New Delhi, Sep 30 (IANS) Twenty-first century India is no longer Nehru’s India; it is confident, optimistic and on the move, says BJP heavyweight and former union minister Jaswant Singh, but questions whether “it is a civic nation”.

“It is not,” he replies in the same vein.
“For example, Nehru’s dictum in a response to a question that he wanted to achieve a more civilised India through civilised means begs the question whether we are a more civic India? There is another aspect of Nehru’s India that do those who professed to follow his political thought now respect the institution of parliament just as much as he did,” Jaswant Singh asked during an interview to IANS.
“In the functioning of our kind of representative, participatory form of government… a very disturbing trend has come into being… It is the rendering impotent of, as illusory, even a maligning of any kind of alternative, of any contrary viewpoint or a thought that opposes indeed of the whole concept of opposition,” he said.
And why “at the government’s cost we are taking out full-page advertisements about the Congress, its president and the late Motilal Nehru, who lived 150 years ago (to mark his 150th birth anniversary)”, he demanded, while referring to a recent ad blitz by the ruling party.
“We need some moderation in public life,” Jaswant Singh mused.
The 74-year-old parliamentarian from Darjeeling, who has courted controversy and expulsion from the BJP for his book “Jinnah: India Partition Independence”, released his new work, “The Audacity of Opinion: Reflections, Journeys and Musings” last week. It is an anthology of his writings for various publications for more than two decades, reflecting on aspects of the country’s socio-political life and the portfolios he has handled.

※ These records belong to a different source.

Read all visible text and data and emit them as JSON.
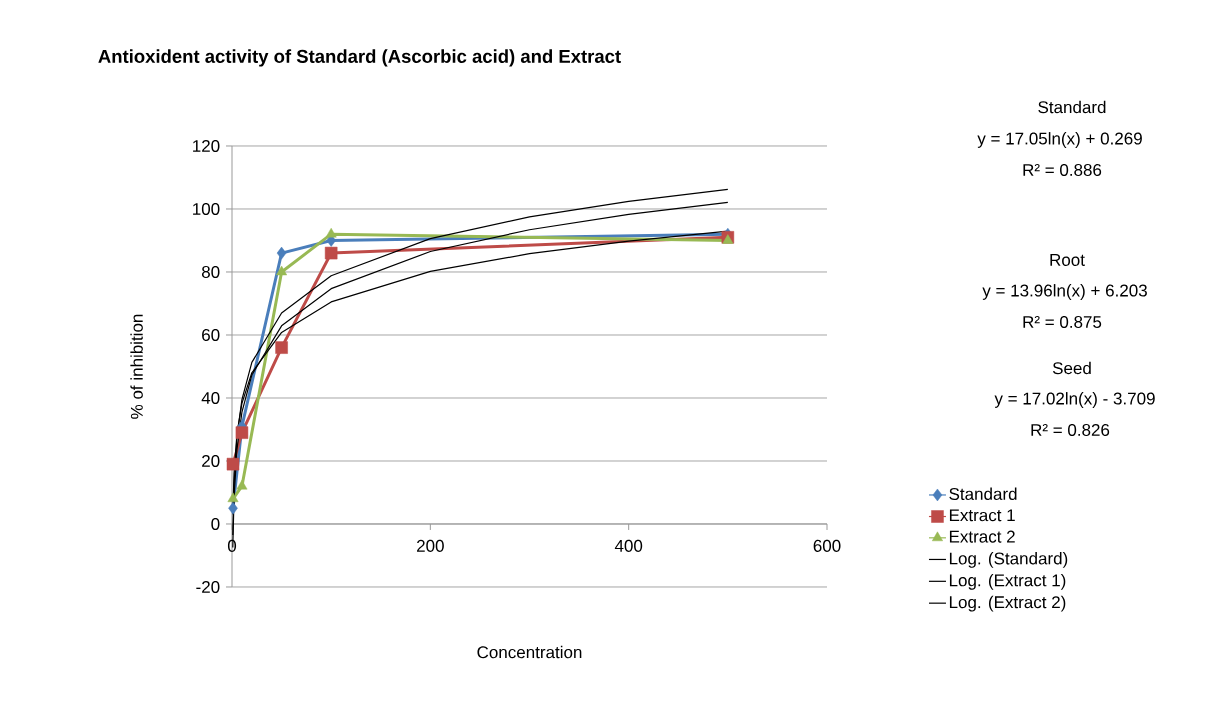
{
  "chart_data": {
    "type": "line",
    "title": "Antioxident activity of Standard (Ascorbic acid) and Extract",
    "xlabel": "Concentration",
    "ylabel": "% of inhibition",
    "xlim": [
      0,
      600
    ],
    "xticks": [
      0,
      200,
      400,
      600
    ],
    "ylim": [
      -20,
      120
    ],
    "yticks": [
      -20,
      0,
      20,
      40,
      60,
      80,
      100,
      120
    ],
    "grid": "y",
    "legend": "right",
    "series": [
      {
        "name": "Standard",
        "color": "#4a7ebb",
        "marker": "diamond",
        "x": [
          1,
          10,
          50,
          100,
          500
        ],
        "values": [
          5,
          31,
          86,
          90,
          92
        ]
      },
      {
        "name": "Extract 1",
        "color": "#be4b48",
        "marker": "square",
        "x": [
          1,
          10,
          50,
          100,
          500
        ],
        "values": [
          19,
          29,
          56,
          86,
          91
        ]
      },
      {
        "name": "Extract 2",
        "color": "#98b954",
        "marker": "triangle",
        "x": [
          1,
          10,
          50,
          100,
          500
        ],
        "values": [
          8,
          12,
          80,
          92,
          90
        ]
      },
      {
        "name": "Log. (Standard)",
        "color": "#000000",
        "marker": "none",
        "x": [
          0.8,
          2,
          5,
          10,
          20,
          50,
          100,
          200,
          300,
          400,
          500
        ],
        "values": [
          -3.5,
          12.1,
          27.7,
          39.5,
          51.3,
          67.0,
          78.8,
          90.6,
          97.5,
          102.4,
          106.2
        ]
      },
      {
        "name": "Log. (Extract 1)",
        "color": "#000000",
        "marker": "none",
        "x": [
          0.8,
          2,
          5,
          10,
          20,
          50,
          100,
          200,
          300,
          400,
          500
        ],
        "values": [
          3.1,
          15.9,
          28.7,
          38.3,
          48.0,
          60.8,
          70.5,
          80.2,
          85.8,
          89.8,
          93.0
        ]
      },
      {
        "name": "Log. (Extract 2)",
        "color": "#000000",
        "marker": "none",
        "x": [
          0.8,
          2,
          5,
          10,
          20,
          50,
          100,
          200,
          300,
          400,
          500
        ],
        "values": [
          -7.5,
          8.1,
          23.7,
          35.5,
          47.3,
          62.9,
          74.7,
          86.5,
          93.4,
          98.3,
          102.1
        ]
      }
    ],
    "annotations": [
      "Standard",
      "y = 17.05ln(x) + 0.269",
      "R² = 0.886",
      "Root",
      "y = 13.96ln(x) + 6.203",
      "R² = 0.875",
      "Seed",
      "y = 17.02ln(x) - 3.709",
      "R² = 0.826"
    ]
  }
}
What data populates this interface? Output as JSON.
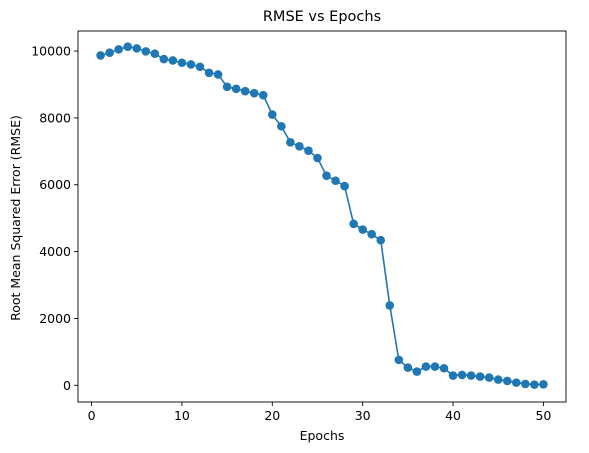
{
  "chart_data": {
    "type": "line",
    "title": "RMSE vs Epochs",
    "xlabel": "Epochs",
    "ylabel": "Root Mean Squared Error (RMSE)",
    "xlim": [
      -1.5,
      52.5
    ],
    "ylim": [
      -500,
      10600
    ],
    "x_ticks": [
      0,
      10,
      20,
      30,
      40,
      50
    ],
    "y_ticks": [
      0,
      2000,
      4000,
      6000,
      8000,
      10000
    ],
    "grid": false,
    "legend": "none",
    "marker": "circle",
    "color": "#1f77b4",
    "series": [
      {
        "x": [
          1,
          2,
          3,
          4,
          5,
          6,
          7,
          8,
          9,
          10,
          11,
          12,
          13,
          14,
          15,
          16,
          17,
          18,
          19,
          20,
          21,
          22,
          23,
          24,
          25,
          26,
          27,
          28,
          29,
          30,
          31,
          32,
          33,
          34,
          35,
          36,
          37,
          38,
          39,
          40,
          41,
          42,
          43,
          44,
          45,
          46,
          47,
          48,
          49,
          50
        ],
        "values": [
          9870,
          9950,
          10050,
          10130,
          10080,
          9990,
          9920,
          9760,
          9720,
          9650,
          9600,
          9530,
          9350,
          9300,
          8930,
          8870,
          8800,
          8740,
          8680,
          8100,
          7750,
          7270,
          7150,
          7020,
          6800,
          6270,
          6120,
          5960,
          4830,
          4660,
          4520,
          4340,
          2390,
          760,
          530,
          410,
          560,
          560,
          510,
          290,
          310,
          290,
          260,
          230,
          170,
          130,
          80,
          40,
          20,
          30
        ]
      }
    ]
  }
}
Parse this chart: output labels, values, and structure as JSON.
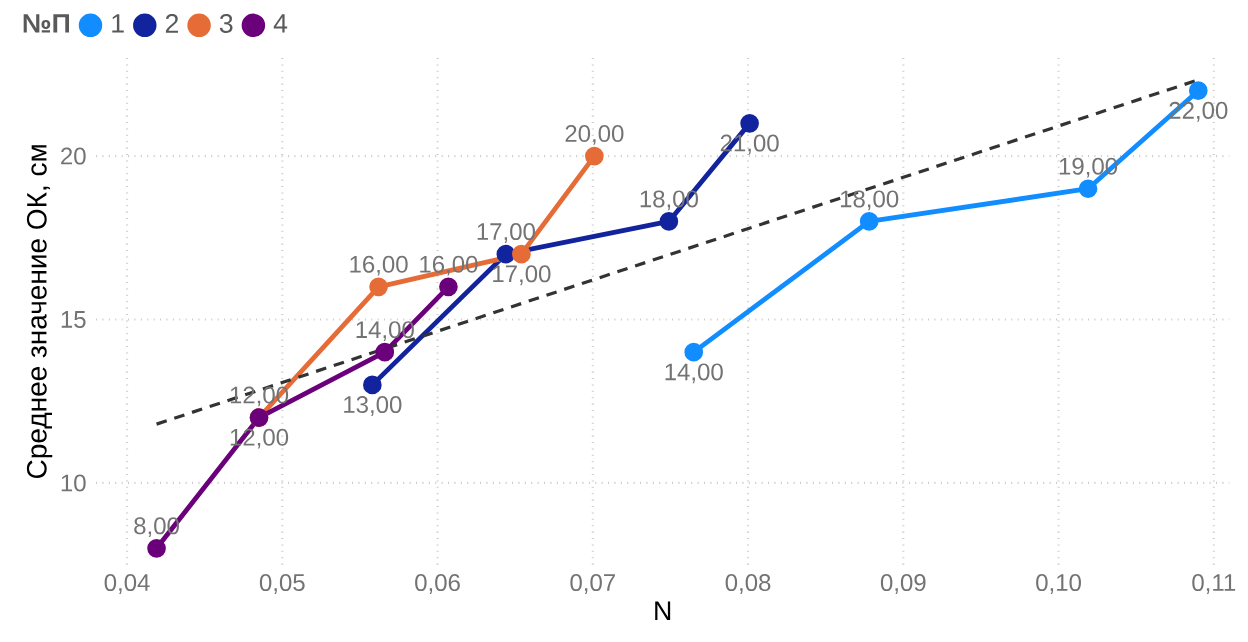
{
  "chart_data": {
    "type": "line",
    "xlabel": "N",
    "ylabel": "Среднее значение ОК, см",
    "legend_title": "№П",
    "xlim": [
      0.038,
      0.111
    ],
    "ylim": [
      7.5,
      23
    ],
    "xticks": [
      {
        "value": 0.04,
        "label": "0,04"
      },
      {
        "value": 0.05,
        "label": "0,05"
      },
      {
        "value": 0.06,
        "label": "0,06"
      },
      {
        "value": 0.07,
        "label": "0,07"
      },
      {
        "value": 0.08,
        "label": "0,08"
      },
      {
        "value": 0.09,
        "label": "0,09"
      },
      {
        "value": 0.1,
        "label": "0,10"
      },
      {
        "value": 0.11,
        "label": "0,11"
      }
    ],
    "yticks": [
      10,
      15,
      20
    ],
    "grid": true,
    "legend": "top left",
    "marker": "circle",
    "series": [
      {
        "name": "1",
        "color": "#118dff",
        "x": [
          0.0765,
          0.0878,
          0.1019,
          0.109
        ],
        "values": [
          14,
          18,
          19,
          22
        ],
        "value_labels": [
          "14,00",
          "18,00",
          "19,00",
          "22,00"
        ]
      },
      {
        "name": "2",
        "color": "#12239e",
        "x": [
          0.0558,
          0.0644,
          0.0749,
          0.0801
        ],
        "values": [
          13,
          17,
          18,
          21
        ],
        "value_labels": [
          "13,00",
          "17,00",
          "18,00",
          "21,00"
        ]
      },
      {
        "name": "3",
        "color": "#e66c37",
        "x": [
          0.0485,
          0.0562,
          0.0654,
          0.0701
        ],
        "values": [
          12,
          16,
          17,
          20
        ],
        "value_labels": [
          "12,00",
          "16,00",
          "17,00",
          "20,00"
        ]
      },
      {
        "name": "4",
        "color": "#6b007b",
        "x": [
          0.0419,
          0.0485,
          0.0566,
          0.0607
        ],
        "values": [
          8,
          12,
          14,
          16
        ],
        "value_labels": [
          "8,00",
          "12,00",
          "14,00",
          "16,00"
        ]
      },
      {
        "type": "line",
        "color": "#333333",
        "line_style": "dashed",
        "marker": "none",
        "x": [
          0.0419,
          0.1088
        ],
        "values": [
          11.8,
          22.3
        ]
      }
    ]
  }
}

Jaswant Singh, in his book, says there are some continuities from the Nehruvian era. “We do continue to see a faded reflection of residual Nehruvism in the country, but that is neither here nor there because even when he was alive, it was difficult to define what this Nehruvism was”.
The former minister says he has outgrown many of the views that he expressed in his columns. Blame it on experience.
“There is a famous and fine saying by Arthur Chrysler that I am appalled by the views that I held this morning. Change is the uncertainty of life… So, why should a change of views be looked down upon or treated with derision?”
What has altered is his thinking, Jaswant Singh said. “I was 30 years younger when I wrote the columns. So I am that much more experienced. I don’t think I have rejected any specific political philosophy or view over the years… perhaps some angles of political thought I might have modified through experience and I presume learning,” he added.
The BJP leader, who held the defence and external affairs portfolios during the two NDA regimes (1998-2004), looks back at the Bofors gun deal of the mid-1980s, saying “it was in a sense a precursor of the denigration of the institution of Comptroller and Auditor General”.
“That’s where the rot of a partisan of a political wrong first set in. But C&AG has not lost its credibility though it has been attacked politically. It is a national institution, and for heaven’s sake, preserve it,” Jaswant Singh said.
In his book, he dwells at length on the role that the CAG played in presenting uncomfortable questions to the government through its reports and observations – and at times stowed under the carpet by the government.
Then, the disparity between the urban and the rural becomes palpable in Jaswant Singh’s descriptions of Indian villages. “India has not been able to bridge the gap between village and towns. The National Democratic Alliance in its six years introduced a measure of reforms PURA (Providing Urban Amenities in Rural Areas). It was successful as long as it was pursued. But as it was an NDA programme, its success was abandoned after NDA was voted out of power,” he says.
“The entire blueprint of the model exists…All that is required is an executive-administrative order from the union government for the provision of some fund from the government for its implementation,” Jaswant Singh adds.
Eight essays in his book probe the developmental and political impasse of northeastern India that he visited during his days in the army.
“I fell in love with his beautiful land and its incredible beautiful people. But it sadly remains a forgotten frontier. That sums up the pain of the northeast. It suffers from deprivation of neglect and from this all other problem arises… What kind of a prime minister do we have who falsely designates himself a resident of Assam. That is the insult which causes me to say that this is a forgotten frontier,” Jaswant Singh says, very conveniently forgetting that though a resident of Rajasthan, he represents Darjeeling in West Bengal in the Lok Sabha.
The change in BJP has been faster in the last few years to keep up with the young India. “When we talk of change within the BJP, then the change in the psyche and expectations of the new generation of Indians have outstripped the pace of change in BJP,” Jaswant Singh says.